Saturday, September 14, 2013

not your mama's lasagna

I don't get to cook much at home, but when I do, I want it to be amazing! So I usually go all out and buy the EXACT ingredients the recipe calls for, no matter how extreme, obscure, or expensive. It's one of my quirks.

Well, last fall I found this amazing recipe for lasagna and I followed the directions. It was a huge hit in my house. Considering it had spinach, mushrooms, and ground turkey in it, I was surprised. My dad is more of a beef and potatoes kind of guy, and even he raved about it!
 
 Since then, I have made little tweaks and changes, making the recipe my own. And now it is my signature dish. Oh and it tastes even better the next day! (if there is any left!)

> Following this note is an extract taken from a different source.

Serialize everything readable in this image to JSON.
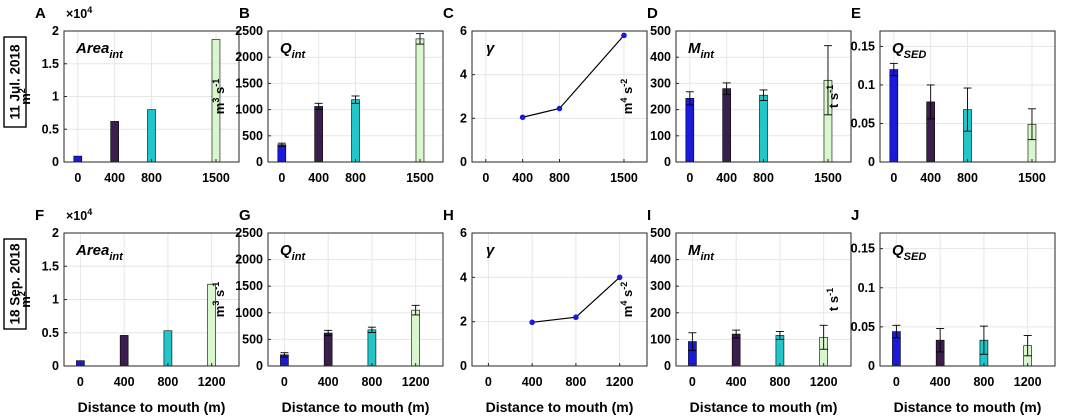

Well, apparently it is so great, my dad asked me to make a dish of it for him to take to his company's state meeting. Oh, and my family requested I make another dish just for them!

So, I doubled the recipe and made two lasagna's before heading to work.
Here's my ADHD friendly recipe with a few pictures.

NOT YOUR MOM’S LASAGNA
  • 1 box lasagna noodles
  • 1 jar Classico sweet basil sauce
  • 1 lb. ground turkey
  • 3 cups sliced fresh mushrooms
  • 6 cups fresh baby spinach, washed
  • 1 28-oz can crushed tomatoes
  • 15 oz part-skim ricotta cheese
  • 1/3 cup grated parmesan
  • 1 egg
  • 1/4 cup skim milk
  • 1 Tbsp fresh basil chopped*
  • 1 Tbsp Italian seasoning*
  • 1 tsp garlic powder*
  • 1 tsp crushed red pepper flakes*
  • 1 tsp salt
  • 1/2 tsp black pepper*
  • 1-2 cups finely grated reduced-fat mozzarella 
In a large sauté pan brown the ground turkey over medium heat until almost cooked through.  Add the mushrooms and let cook for about 5 minutes.  Add the crushed tomatoes, Classico sauce, Italian seasoning, garlic powder, crushed red pepper flakes, salt and pepper; stir to combine.  Let simmer for at least 5 minutes.  Whisk together the ricotta, milk, Parmesan, egg, and fresh basil.  Remove the tomato sauce from the heat and layer:
  • Just a little bit (about 1/3 cup) of the tomato sauce on the bottom;
  • 1/3 of the lasagna sheets;
  • 1/3 of the ricotta mixture;
  • 2 cups of the fresh spinach;
  • 1/3 of the tomato mixture;
  • NEXT LAYER
  • 1/3 of the lasagna sheets;
  • 1/3 of the ricotta mixture;
  • 2 cups of the fresh spinach;
  • 1/3 of the tomato mixture;
  • NEXT LAYER
  • 1/3 of the lasagna sheets;
  • 1/3 of the ricotta mixture;
  • 2 cups of the fresh spinach;
  • 1/3 of the tomato mixture;
  • Cover the top with mozzarella cheese!
Cover pan with foil and stick it in the fridge until dinnertime.  To bake, preheat oven to 375.  Tent foil (so the melted cheese doesn’t stick to it), bake at 375 for about 1 hour, then remove foil and let it bake another 10 minutes or so until the top is bubbly and brown.  Let it sit for about 10 minutes before serving.  Enjoy!

*Add more or less to taste.
NOTE: If using oven-ready lasagna noodles, omit Classico sauce.
NOTE 2: Wheat lasagna noodles can be used to make it even healthier. However, the taste and texture will change slightly.


Because I was working I wasn't home when the Lasagna came out of the oven for an amazing after picture. But believe me, if I can make this lower fat, healthier lasagna, and my family loves it, then it must be tasty!
"People who love to eat are always the best people." -Julia Child



I have to agree with you, Ms. Child. They most certainly are!